New AI model revolutionises disease diagnosis with visual maps

Scientists have developed an artificial intelligence (AI) model, which has the remarkable ability to accurately identify tumors and diseases in medical images. This innovative model provides a unique level of transparency by explaining each diagnosis with a visual map, allowing doctors to easily follow its line of reasoning, double-check for accuracy, and explain the results to patients.

Sourya Sengupta, a graduate student at Beckman Institute for Advanced Science and Technology in the US and the lead author of the study, emphasized the significance of this development, stating, “The idea is to help catch cancer and disease in its earliest stages — like an X on a map — and understand how the decision was made. Our model will help streamline that process and make it easier on doctors and patients alike,” said Sengupta.

The new AI model’s transparency is expected to have a significant impact on the process of decoding medical images, particularly in regions with a scarcity of doctors and long patient queues. Sengupta highlighted the potential of AI in such scenarios, stating, “When time and talent are in high demand, automated medical image screening can be deployed as an assistive tool — in no way replacing the skill and expertise of doctors.”

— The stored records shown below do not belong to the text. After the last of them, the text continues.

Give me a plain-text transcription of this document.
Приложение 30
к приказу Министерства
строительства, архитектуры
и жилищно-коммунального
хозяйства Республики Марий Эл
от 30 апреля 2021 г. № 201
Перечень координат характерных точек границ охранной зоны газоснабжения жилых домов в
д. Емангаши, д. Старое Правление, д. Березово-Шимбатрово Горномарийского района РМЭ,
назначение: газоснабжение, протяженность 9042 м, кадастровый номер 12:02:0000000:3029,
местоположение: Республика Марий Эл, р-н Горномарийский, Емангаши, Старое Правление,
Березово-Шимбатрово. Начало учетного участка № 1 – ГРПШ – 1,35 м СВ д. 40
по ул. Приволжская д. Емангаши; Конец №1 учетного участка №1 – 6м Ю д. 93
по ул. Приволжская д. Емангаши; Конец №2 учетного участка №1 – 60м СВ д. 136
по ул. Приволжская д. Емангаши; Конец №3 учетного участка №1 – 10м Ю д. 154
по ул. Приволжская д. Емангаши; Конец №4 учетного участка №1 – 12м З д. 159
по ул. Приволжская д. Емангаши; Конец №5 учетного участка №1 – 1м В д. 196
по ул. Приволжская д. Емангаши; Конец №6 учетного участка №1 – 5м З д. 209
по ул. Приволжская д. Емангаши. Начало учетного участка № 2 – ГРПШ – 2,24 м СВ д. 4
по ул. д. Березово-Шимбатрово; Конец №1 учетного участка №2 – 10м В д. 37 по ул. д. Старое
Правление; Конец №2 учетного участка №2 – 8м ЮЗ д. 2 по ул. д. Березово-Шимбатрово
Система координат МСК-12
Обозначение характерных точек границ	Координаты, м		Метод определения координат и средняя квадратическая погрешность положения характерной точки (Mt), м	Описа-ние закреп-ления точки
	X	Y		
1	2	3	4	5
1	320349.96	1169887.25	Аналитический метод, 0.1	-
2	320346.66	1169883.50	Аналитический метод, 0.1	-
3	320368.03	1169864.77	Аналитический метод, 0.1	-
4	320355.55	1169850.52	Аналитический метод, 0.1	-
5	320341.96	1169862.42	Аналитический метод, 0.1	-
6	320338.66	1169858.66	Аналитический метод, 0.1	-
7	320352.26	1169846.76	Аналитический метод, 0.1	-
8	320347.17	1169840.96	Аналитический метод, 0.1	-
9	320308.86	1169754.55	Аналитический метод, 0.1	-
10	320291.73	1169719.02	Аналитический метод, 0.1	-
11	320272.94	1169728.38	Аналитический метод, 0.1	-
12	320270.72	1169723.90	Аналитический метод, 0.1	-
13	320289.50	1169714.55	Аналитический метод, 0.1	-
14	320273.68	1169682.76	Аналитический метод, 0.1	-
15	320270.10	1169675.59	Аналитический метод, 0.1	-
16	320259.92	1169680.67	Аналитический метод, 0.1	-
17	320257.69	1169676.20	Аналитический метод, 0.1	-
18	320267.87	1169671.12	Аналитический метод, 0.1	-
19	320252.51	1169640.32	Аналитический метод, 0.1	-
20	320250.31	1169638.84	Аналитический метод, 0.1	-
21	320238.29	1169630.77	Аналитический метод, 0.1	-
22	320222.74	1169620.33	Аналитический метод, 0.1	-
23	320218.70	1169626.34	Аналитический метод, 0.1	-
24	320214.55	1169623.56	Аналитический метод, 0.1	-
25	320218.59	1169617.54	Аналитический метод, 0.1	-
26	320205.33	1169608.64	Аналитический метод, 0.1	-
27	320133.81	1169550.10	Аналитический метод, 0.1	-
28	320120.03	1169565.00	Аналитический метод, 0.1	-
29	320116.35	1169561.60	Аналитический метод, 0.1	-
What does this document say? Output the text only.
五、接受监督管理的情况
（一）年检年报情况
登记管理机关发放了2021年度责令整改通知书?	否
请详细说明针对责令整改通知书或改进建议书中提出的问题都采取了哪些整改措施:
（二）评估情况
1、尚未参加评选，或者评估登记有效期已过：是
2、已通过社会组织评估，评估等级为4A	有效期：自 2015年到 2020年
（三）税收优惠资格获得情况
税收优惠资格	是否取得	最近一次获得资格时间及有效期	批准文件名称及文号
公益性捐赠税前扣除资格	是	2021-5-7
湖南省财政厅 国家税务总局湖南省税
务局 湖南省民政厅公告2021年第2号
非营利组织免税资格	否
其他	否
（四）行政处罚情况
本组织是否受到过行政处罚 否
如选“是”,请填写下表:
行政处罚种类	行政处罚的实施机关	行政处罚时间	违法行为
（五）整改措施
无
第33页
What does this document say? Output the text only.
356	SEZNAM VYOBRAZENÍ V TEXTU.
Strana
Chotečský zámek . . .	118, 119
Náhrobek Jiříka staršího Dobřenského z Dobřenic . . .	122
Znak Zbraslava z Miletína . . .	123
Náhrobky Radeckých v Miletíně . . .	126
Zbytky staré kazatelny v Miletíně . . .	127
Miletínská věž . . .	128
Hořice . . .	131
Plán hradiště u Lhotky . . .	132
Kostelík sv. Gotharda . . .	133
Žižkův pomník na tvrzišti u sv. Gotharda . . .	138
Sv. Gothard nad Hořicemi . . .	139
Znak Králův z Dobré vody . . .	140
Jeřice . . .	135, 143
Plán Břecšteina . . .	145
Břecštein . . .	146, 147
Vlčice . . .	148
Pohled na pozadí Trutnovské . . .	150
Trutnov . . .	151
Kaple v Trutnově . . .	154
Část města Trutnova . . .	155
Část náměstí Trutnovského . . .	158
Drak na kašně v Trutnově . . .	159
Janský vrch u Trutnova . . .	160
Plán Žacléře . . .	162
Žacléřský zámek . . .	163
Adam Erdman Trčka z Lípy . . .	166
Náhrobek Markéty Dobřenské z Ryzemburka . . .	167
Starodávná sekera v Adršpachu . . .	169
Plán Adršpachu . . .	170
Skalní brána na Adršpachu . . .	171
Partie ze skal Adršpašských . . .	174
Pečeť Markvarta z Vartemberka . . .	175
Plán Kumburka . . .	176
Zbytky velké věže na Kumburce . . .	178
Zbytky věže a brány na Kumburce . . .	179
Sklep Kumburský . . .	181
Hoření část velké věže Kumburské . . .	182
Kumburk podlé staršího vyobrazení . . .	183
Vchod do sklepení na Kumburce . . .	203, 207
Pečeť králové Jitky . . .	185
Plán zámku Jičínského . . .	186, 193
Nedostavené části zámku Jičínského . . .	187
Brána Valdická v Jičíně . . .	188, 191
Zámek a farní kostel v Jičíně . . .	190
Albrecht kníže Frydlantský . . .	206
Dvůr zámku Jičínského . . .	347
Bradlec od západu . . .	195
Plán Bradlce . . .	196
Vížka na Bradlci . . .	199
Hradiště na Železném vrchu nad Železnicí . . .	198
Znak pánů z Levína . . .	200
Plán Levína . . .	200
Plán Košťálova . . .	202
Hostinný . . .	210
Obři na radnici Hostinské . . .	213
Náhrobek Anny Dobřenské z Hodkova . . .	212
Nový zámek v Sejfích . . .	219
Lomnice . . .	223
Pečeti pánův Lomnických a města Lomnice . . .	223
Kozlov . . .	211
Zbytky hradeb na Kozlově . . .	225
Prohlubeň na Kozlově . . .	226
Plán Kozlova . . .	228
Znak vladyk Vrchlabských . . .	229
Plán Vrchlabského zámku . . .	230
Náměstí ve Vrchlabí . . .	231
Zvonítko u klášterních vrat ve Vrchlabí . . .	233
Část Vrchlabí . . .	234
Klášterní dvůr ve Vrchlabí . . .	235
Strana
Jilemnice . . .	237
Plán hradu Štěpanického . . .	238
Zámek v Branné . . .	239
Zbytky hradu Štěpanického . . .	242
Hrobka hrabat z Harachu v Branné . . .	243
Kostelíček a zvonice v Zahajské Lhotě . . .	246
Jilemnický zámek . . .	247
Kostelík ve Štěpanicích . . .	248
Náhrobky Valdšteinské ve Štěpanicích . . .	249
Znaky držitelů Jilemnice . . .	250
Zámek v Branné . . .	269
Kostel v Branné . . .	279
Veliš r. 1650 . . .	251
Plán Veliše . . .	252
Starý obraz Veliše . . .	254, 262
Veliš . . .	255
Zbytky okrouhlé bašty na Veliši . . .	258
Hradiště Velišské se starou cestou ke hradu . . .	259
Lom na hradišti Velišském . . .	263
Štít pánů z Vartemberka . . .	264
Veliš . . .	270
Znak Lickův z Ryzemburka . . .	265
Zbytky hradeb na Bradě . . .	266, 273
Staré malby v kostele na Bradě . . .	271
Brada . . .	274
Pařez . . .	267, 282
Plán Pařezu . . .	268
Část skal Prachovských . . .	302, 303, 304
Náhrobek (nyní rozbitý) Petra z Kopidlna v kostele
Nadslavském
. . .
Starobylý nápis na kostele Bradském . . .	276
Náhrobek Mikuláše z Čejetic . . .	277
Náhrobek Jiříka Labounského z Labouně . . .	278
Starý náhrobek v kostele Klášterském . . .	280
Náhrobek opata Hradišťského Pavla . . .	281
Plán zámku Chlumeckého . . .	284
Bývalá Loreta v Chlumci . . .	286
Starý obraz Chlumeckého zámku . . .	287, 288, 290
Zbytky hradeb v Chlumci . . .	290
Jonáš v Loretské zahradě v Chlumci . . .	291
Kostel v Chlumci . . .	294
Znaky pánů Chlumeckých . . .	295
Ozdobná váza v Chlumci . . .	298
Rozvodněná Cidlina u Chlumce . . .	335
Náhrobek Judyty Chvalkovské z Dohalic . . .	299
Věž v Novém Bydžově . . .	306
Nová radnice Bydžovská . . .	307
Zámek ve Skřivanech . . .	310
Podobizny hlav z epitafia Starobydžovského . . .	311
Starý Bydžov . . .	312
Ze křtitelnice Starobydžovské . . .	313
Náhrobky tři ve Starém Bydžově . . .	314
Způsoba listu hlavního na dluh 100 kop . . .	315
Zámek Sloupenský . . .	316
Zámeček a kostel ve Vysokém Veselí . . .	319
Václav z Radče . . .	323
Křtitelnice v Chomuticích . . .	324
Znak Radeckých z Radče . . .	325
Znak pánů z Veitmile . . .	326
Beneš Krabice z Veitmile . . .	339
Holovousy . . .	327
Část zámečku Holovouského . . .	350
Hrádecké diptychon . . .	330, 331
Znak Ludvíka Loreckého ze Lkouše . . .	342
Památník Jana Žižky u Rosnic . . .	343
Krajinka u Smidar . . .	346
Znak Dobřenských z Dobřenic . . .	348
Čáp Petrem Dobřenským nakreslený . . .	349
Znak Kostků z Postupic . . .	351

The model’s ability to pre-scan medical images and flag those containing something unusual, such as a tumor or early sign of disease, for a doctor’s review is expected to save time and improve the performance of the person tasked with reading the scan.

The researchers trained their model on three different disease diagnosis tasks, including more than 20,000 images. The model demonstrated impressive performance, with accuracy rates of 77.8% for mammograms, 99.1% for retinal optical coherence tomography (OCT) images, and 83% for chest X-rays. These high accuracy rates are attributed to the AI’s deep neural network, which mimics the nuance of human neurons in making decisions.

The model’s performance was compared to existing AI systems, and it performed comparably in all three categories, showcasing its potential to revolutionize disease diagnosis through medical imaging.

The development of this new AI model represents a significant advancement in the field of medical imaging and disease diagnosis. Its unique transparency and accuracy have the potential to streamline the process of identifying tumors and diseases in medical images, ultimately benefiting both doctors and patients.

This innovative approach to disease diagnosis is expected to have a profound impact on the early detection and understanding of various medical conditions, marking a significant milestone in the intersection of AI and healthcare.